Sunday, July 27, 2008

Capitol Hill Block Party

One of the best acts I caught on Friday was The Dodos, a San Fran "psychedelic folk rock" duo. I was blown away by how well they'd developed their unique sound since I saw them at the Comet Tavern last summer.

Monday, July 21, 2008

Newsroom cutbacks hurt journalism

Nobody should be too shocked by the gist of this AP article: Study: Cutbacks hurt newspaper quality.

I was a bit surprised, however, by the optimism of many overextended editors: "Still, 56 percent of the editors surveyed said their news product is better than it was three years ago because coverage is more targeted."

Swirl and swing

Contrary to popular belief around my office, my blog's current title isn't a reflection of how much I dig dancing, one of my favorite Saturday night activities. It instead comes from a quote by author James A. Michener: "I love writing. I love the swirl and swing of words as they tangle with human emotions."

And I loved the cadence and simplicity of his words as they tangled with my need to name this blog.

Sunday, July 20, 2008

Close to home

Things got a little too hot at the party my roommate and I threw last night: Our guests had to evacuate when our place filled with smoke from the arson fire just across the alley. Thankfully, it was at an unoccupied duplex that was under construction, and firefighters kept it contained.

Rumors of insurance fraud are flying, and it's hard to stomach the idea of someone putting others' lives at risk for financial gain.

Here's a photo a guest snapped from my parking space after the downpour of flaming ashes on my lawn changed the tone of our shindig.

Wednesday, July 16, 2008

Betting on David Black

While daily newspapers are cutting staff, many small community weekly papers like the Snoqualmie Valley Record are doing quite well.

In "Betting on David Black," Don Ward writes for the Seattle Weekly about SVR's parent company, Black Press:

The conventional wisdom regarding print journalism is that it is a dying breed, and that online media is the way of the future. Hence, newspapers across the country are axing employees like Paul Bunyan in a tree-chopping competition.

The excuses for such downsizing are legion: competition with blogs, cable news, and online classified-ad sites, readers' short attention spans, rising production costs, overstaffing, understaffing, liberal bias, corporate ownership, the decline of the American educational system, and personal digital assistants. You might as well blame it on the rain while you're at it, because one thing is certain: Traditional "dead tree" editions are a thing of the past.

Or are they?

The supposed decline of print media is not in fact an industry-wide phenomenon. Community newspapers have generally been profitable ventures for some time, and over the past decade have attracted the attention of media giants looking for publications that can positively contribute to the parent corporation's bottom line.

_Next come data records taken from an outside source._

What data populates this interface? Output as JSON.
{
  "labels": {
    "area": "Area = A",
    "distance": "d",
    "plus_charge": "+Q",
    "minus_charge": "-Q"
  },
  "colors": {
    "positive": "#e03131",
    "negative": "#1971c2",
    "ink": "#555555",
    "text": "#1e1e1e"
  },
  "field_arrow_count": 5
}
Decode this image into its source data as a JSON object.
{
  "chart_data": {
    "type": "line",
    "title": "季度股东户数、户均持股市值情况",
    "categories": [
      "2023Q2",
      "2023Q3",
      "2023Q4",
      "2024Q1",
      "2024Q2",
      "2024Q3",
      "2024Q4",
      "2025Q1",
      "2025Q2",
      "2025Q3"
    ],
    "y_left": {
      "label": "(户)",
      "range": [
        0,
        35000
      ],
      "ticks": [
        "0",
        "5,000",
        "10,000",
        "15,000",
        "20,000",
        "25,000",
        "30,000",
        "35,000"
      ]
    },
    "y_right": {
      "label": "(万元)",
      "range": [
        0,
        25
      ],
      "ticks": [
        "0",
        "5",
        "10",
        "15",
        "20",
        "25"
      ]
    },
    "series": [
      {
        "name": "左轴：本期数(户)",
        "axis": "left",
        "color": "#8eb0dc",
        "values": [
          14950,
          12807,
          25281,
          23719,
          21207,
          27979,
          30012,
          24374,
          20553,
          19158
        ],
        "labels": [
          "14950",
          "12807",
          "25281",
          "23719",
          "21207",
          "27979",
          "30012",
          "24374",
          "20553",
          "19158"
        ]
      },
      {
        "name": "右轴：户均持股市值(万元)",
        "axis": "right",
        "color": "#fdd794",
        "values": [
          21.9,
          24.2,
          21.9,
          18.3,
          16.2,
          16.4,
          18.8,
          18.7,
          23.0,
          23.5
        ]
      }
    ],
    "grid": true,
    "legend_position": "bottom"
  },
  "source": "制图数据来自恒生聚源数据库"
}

There are plenty of examples in the Puget Sound region of community remoras being attached to media leviathans. In 1996, the Washington Post–owned Everett Herald purchased Enterprise Newspapers, a chain of four community papers with circulations in Lynnwood, Edmonds, Mill Creek, and Shoreline. Similarly, The Seattle Times purchased The Issaquah Press in 1995, and since then has launched papers serving Newcastle, Sammamish, and Snoqualmie. Meanwhile, the McClatchy-owned Tacoma News Tribune operates a pair of weeklies, The Peninsula Gateway in Gig Harbor and The Puyallup Herald.

Yet the newspaper entity in Washington with the highest aggregate circulation is not the Blethen-operated Seattle Times and its affiliates, nor is it McClatchy, with its News Tribune, Tri-City Herald, and Olympian. Rather, it's Sound Publishing, a chain of some three-score community newspapers and shoppers that is a subsidiary of the British Columbia–based Black Press.

Sunday, July 6, 2008

Outsourcing journalism

While spending last summer in Spain, I missed the uproar over reporting jobs being outsourced to India, as reported by the LA Times in June 2007.

Ben Frumin of the Columbia Journalism Review recently reported that Express KCS, a back-office Indian company doing much of this outsourcing, has become more successful – and ambitious – since the story first broke:
Express KCS doesn’t propose to report or write stories, but it does offer copy editing (or “subbing,” as it’s known in India), page layout, and the writing of headlines and captions. By year’s end, Husain hopes that 10 to 15 percent of Express KCS’s business will come from outsourced editorial work. He said the company is discussing such work with more than one mainstream U.S. daily, though he wouldn’t name them.